A new MagnifyMoney analysis found that 45% of Americans file their taxes without paid help, while the other 55% rely on a paid tax preparer. The analysis is based on IRS statements of income data for returns filed Jan. 1, 2012 –Dec. 31, 2016.
Taking the DIY approach to taxes is most popular in these metro areas: Austin, Texas (62%);Virginia Beach, Va. (61%), Seattle, Wash. (59%), San Antonio, Texas (58%), Richmond, Va. (58%), and Portland, Ore. (56%).
For those taking their taxes into their own hands, using tax preparer software is a perfectly fine alternative. The IRS expects 155 million tax returns to be filed this year and 70% of tax filers are expected to receive refunds. However, missing even one simple detail on your return could make a big difference in your refund.
At the very least, to avoid errors, the IRS recommends e-filing for DIY preparers. It takes out some of the risk for human error, especially since most e-filing programs can help spot mistakes. If you’re comfortable preparing your own taxes, there are some last-minute tax tips to follow as you near the April 17 deadline.
DIY vs. PRO: Which is best for you?
The DIY approach is smart for people with simple personal taxes, where you basically can copy and paste information into the return, said Eric Nisall, founder of accountlancer.com, which provides accounting and bookkeeping for freelancers. For example, if simply have a W-2 from your employer and you don’t itemize deductions or have investments, you could definitely do it yourself.
Online programs continue to offer new features to help customers comprehend their taxes as they go, such as prompts nudging them to fill out missing information, or explaining why certain information is needed
A DIY approach also works if you keep organized throughout the year with receipts and statements, and if you are comfortable going through those details to correctly enter your taxes.
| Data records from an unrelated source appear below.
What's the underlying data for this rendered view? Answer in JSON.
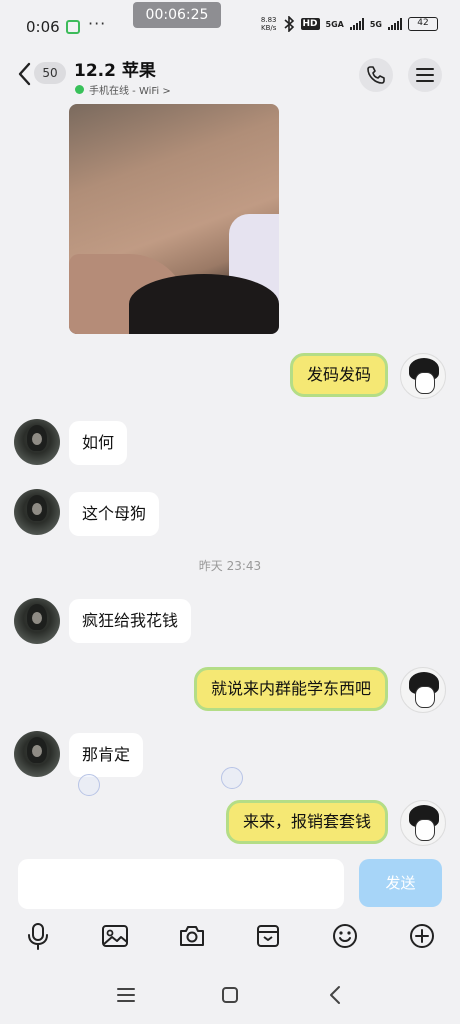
{
  "status_bar": {
    "time": "0:06",
    "timer": "00:06:25",
    "speed_value": "8.83",
    "speed_unit": "KB/s",
    "hd": "HD",
    "net1": "5GA",
    "net2": "5G",
    "battery": "42"
  },
  "header": {
    "unread_count": "50",
    "title": "12.2 苹果",
    "status": "手机在线 - WiFi >"
  },
  "messages": [
    {
      "side": "out",
      "text": "发码发码"
    },
    {
      "side": "in",
      "text": "如何"
    },
    {
      "side": "in",
      "text": "这个母狗"
    },
    {
      "side": "in",
      "text": "疯狂给我花钱"
    },
    {
      "side": "out",
      "text": "就说来内群能学东西吧"
    },
    {
      "side": "in",
      "text": "那肯定"
    },
    {
      "side": "out",
      "text": "来来，报销套套钱"
    }
  ],
  "timestamp": "昨天 23:43",
  "input": {
    "placeholder": "",
    "send_label": "发送"
  },
  "colors": {
    "accent_send": "#a7d5f8",
    "out_bubble": "#f5e874",
    "out_border": "#b4dd86",
    "online": "#39c15a"
  },
  "icons": [
    "back-icon",
    "phone-icon",
    "menu-icon",
    "mic-icon",
    "image-icon",
    "camera-icon",
    "wallet-icon",
    "emoji-icon",
    "plus-icon",
    "nav-recents-icon",
    "nav-home-icon",
    "nav-back-icon"
  ]
}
On the flip side, you should probably consider hiring a paid preparer if you are concerned about the difficulty of filing a tax return, have complicated financial information or want to develop a long-term accounting strategy.
Where to find help
There isn’t just one catch-all category for tax preparers today. Preparers include enrolled agents, attorneys and CPAs.
If you’re simply looking for someone to crunch the numbers for you and make sure your taxes are submitted accurately and on time, a basic tax preparer or an IRS-enrolled agent is a perfectly fine solution. They will usually charge a flat rate for filing your taxes (it will vary by location).
If you are looking for a more well-rounded tax preparer who can also offer long-term guidance on your tax strategy, you should seek out a certified public accountant.
“A good CPA won’t just fill in the forms,” said Steve Osiason, a certified public accountant and member of the Florida Institute of CPAs. “A good CPA will give you advice going forward about what you should be doing to save money.”
If you do decide to hire a professional, make sure it’s a reputable preparer who is transparent about their pricing, Nisall said.
He said some tax preparers will charge on such arbitrary basis as per-form completed (some of which take just a few check boxes to complete), or based on what you made in the previous year.
Ask for a list of their qualifications, proof of licensing and if they keep up with changes by taking continuing education classes. At the very least, ask for referrals from trusted friends, family or work colleagues. Some firms may even have Yelp review pages where you can see how past customers have rated their service.
The IRS also has a helpful tool you can use here: Directory of Federal Tax Return Preparers.
Rushing through a meticulous task like filing taxes can mean a smaller return or no return at all.
“That’s where people make the biggest mistakes,” said Nisall.
If you do feel like you’re crunched for time and may not finish by the deadline, Nisall recommends filing for an extension early. He warns not to confuse the automatic extension to file (Form 4868) with an extension to pay;you are still required to pay an estimate by the deadline.
However, if you still don’t have enough time to pay, there’s more good news.
“If you owe money, you can also ask the IRS for an installment agreement when you file your taxes,” said Lisa Greene-Lewis, a CPA with TurboTax. “The installment agreement will allow you to pay your tax debt over six years.”